Enjeux pour la santé et l'environnement

Un besoin de nature ?

En ville, nous filons à toute allure dans les souterrains du métro. A la campagne, nous traversons les paysages à bord d’une voiture presque hermétique. Nos modes de vies nous déconnectent de la nature, lorsque l’on habite en ville mais aussi à la campagne.

On ne peut bien sûr pas fixer de date précise d’un tel détachement, mais certaines périodes de l’histoire participent à ce sentiment : le développement du rationalisme scientifique, notamment à travers la pensée de Descartes qui sépare les concepts de nature et de culture ; l’industrialisation des sociétés ; l’expansion du modèle économique libéral. L’idée que la nature est Autre est une des bases les plus solides des sociétés modernes, la rationalité de la science, y compris de la médecine, en est une autre.
La santé n’est plus si facilement associée à la nature dans nos sociétés.


Elsa Alloin

Etude sur les bienfaits du contact avec la nature pour la santé.

De nombreuses études visent à objectiver et renseigner cette intuition de plus en plus partagée que nous manquons de nature. Les Nord-Américains parlent de syndrome de manque de nature

Les bienfaits de la nature

Si l’on pointe une déconnexion de la nature, il est intéressant de noter que nombreux sont ceux qui se réjouissent à l’idée d’aller courir au parc ou de se balader en forêt.

La nature nous fait donc du bien ! Elle nous soigne même parfois. Nos ancêtres trouvaient la guérison par les plantes. Aujourd’hui, un nouveau marché se développe autour de la santé naturelle. Plusieurs thérapies s’appuient sur ses bienfaits, comme la sylvothérapie ou l’hortithérapie (les jardins à visée thérapeutique).

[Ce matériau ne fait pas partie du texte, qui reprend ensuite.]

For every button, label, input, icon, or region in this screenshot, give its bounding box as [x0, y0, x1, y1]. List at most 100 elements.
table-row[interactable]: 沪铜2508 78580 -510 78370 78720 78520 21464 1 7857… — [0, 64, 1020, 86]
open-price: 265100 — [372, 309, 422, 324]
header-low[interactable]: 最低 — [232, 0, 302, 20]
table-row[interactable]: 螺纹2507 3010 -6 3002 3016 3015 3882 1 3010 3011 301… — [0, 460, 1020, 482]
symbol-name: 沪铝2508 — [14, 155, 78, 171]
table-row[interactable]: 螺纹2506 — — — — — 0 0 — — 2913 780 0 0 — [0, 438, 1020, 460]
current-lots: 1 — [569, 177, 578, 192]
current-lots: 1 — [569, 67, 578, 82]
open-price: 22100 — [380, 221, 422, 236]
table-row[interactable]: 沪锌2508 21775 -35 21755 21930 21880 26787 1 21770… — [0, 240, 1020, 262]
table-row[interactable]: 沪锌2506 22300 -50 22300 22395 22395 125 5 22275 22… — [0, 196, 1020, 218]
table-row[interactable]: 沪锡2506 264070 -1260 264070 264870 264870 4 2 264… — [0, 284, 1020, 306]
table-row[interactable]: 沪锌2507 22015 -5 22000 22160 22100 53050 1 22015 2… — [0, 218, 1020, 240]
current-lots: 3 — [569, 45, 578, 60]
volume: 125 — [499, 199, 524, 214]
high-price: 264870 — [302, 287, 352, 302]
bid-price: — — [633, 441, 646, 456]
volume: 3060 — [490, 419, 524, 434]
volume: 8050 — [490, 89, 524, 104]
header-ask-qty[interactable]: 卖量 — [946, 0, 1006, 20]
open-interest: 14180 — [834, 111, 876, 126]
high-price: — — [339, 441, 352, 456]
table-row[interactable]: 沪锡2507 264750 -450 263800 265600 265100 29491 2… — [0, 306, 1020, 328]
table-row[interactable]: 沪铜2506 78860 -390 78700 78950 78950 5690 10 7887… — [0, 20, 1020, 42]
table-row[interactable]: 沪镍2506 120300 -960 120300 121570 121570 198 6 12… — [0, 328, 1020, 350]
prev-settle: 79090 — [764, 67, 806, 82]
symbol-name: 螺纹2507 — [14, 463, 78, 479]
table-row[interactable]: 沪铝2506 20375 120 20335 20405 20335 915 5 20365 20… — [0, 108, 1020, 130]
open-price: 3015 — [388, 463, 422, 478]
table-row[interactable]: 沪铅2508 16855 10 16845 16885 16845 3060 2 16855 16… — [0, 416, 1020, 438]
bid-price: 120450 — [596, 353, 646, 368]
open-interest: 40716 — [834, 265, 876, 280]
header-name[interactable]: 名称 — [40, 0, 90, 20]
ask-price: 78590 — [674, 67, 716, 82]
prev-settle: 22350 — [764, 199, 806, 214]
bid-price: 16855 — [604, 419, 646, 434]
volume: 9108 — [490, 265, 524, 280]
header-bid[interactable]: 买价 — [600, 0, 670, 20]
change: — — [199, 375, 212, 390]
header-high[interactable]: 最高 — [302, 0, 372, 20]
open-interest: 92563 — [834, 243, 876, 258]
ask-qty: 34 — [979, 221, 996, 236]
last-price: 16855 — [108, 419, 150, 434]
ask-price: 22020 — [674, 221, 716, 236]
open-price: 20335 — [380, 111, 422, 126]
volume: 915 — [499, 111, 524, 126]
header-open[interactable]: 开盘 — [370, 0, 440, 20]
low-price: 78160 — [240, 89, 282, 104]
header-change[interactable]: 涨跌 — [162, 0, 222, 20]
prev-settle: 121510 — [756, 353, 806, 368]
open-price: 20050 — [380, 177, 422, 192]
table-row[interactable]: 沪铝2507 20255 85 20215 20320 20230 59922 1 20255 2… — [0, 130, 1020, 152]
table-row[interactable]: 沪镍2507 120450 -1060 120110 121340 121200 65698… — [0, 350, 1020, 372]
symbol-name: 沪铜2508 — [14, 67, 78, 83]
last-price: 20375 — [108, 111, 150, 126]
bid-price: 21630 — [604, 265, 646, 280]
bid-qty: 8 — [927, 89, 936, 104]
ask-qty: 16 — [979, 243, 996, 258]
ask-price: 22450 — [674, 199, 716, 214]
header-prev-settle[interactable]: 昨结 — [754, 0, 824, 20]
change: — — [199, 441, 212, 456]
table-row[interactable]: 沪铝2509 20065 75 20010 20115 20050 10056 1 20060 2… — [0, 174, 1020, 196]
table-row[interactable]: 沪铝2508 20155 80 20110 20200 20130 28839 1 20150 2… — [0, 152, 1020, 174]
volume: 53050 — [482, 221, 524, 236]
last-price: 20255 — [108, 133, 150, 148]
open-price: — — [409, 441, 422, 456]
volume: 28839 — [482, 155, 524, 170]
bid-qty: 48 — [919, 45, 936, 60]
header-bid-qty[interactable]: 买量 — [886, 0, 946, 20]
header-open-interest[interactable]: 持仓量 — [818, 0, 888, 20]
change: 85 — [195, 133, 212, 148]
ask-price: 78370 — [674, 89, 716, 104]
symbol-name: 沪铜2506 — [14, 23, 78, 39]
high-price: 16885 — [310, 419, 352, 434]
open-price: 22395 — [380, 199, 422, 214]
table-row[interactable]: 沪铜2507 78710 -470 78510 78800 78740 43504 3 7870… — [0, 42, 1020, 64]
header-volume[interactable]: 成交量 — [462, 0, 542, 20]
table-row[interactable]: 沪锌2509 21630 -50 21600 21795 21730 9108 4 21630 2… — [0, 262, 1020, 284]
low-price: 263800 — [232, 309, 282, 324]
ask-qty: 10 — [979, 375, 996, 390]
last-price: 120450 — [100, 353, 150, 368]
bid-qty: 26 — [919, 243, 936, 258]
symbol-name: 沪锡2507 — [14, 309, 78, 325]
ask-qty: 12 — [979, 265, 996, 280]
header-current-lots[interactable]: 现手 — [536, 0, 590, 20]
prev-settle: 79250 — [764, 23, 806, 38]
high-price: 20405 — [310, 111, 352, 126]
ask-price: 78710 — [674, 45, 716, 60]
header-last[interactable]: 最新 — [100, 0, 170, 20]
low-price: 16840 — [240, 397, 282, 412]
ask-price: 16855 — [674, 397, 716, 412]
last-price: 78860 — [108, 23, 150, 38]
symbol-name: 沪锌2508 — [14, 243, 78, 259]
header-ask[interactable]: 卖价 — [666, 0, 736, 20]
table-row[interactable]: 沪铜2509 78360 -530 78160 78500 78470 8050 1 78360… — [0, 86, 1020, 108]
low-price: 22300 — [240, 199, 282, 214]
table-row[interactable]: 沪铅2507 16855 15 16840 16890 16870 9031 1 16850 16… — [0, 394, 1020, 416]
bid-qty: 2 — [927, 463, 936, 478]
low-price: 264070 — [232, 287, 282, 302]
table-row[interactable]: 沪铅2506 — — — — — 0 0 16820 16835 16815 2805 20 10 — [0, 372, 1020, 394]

La végétalisation des espaces urbains tient compte de l’aspect déstressant de la nature vers une meilleure qualité de vie en ville, mais aussi pour une meilleure qualité de l’air. Le contact avec les animaux est également "thérapeutique".

La nature et ses dangers­­­

Face à la notion de bien-être dans la nature, apparaît très vite la notion de risque.
La nature est risquée par essence, elle questionne même notre rapport au risque.
Que ce soit le risque de chuter en montagne, de se faire emporter par une avalanche, de se noyer, de se faire piquer en s’allongeant dans l’herbe, d’avoir une réaction allergique en se promenant dans un champ, de tomber en grimpant dans un arbre… Sentir le risque, avoir peur, c’est aussi se sentir vivant.

La nature, c’est d’abord l’air que nous respirons – avec divers allergènes et des polluants très variés.

D’autres risques sont associés aux phénomènes liés aux changements climatiques. Certains phénomènes s’observent en lien avec le développement et la prolifération d’espèces végétales et animales non-endémiques .

En Auvergne-Rhône-Alpes, abordons les enjeux qui les accompagnent.
Parmi les espèces végétales concernées, une des plantes les plus envahissantes et néfastes pour l’Homme est l’ambroisie. Cette plante est la principale cause d’allergies en été et à l’automne et responsable de diverses pathologies respiratoires.

Certaines espèces animales prolifèrent également, porteuses de maladies vectorielles. Parmi elles, les tiques parfois vectrices d’une maladie nommée la borréliose de Lyme. Le moustique tigre, avec ses rayures noires et blanches, est à l’origine de maladies à arbovirus.
Le contact avec les poils des chenilles processionnaires du pin et du chêne peuvent provoquer des démangeaisons, des réactions allergiques, des conjonctivites, voire même des atteintes des muqueuses respiratoires.

Un écosystème en bonne santé

Notre santé dépend de notre environnement. Le maintien de notre biodiversité impacte de manière logique notre santé. Par exemple, lorsque nous protégeons les renards et leurs milieux de vie, nous contribuons à limiter la prolifération des tiques, et par conséquence à limiter le développement de la maladie de Lyme.

Nos soins impactent également notre écosystème. Les crèmes solaires et les médicaments, s’avèrent parfois être sources de pollution, de l’eau notamment. Ces produits utilisés pour nous soigner viennent parfois même modifier notre écosystème. Et comme nous faisons partie de ce système... sont-ils vraiment bons pour nous ?

Que l’on se sente élément de la nature ou distinct de celle-ci, voilà de quoi ne plus douter de la relation profonde, existentielle même, qu’il existe entre la nature et notre santé physique et psychique.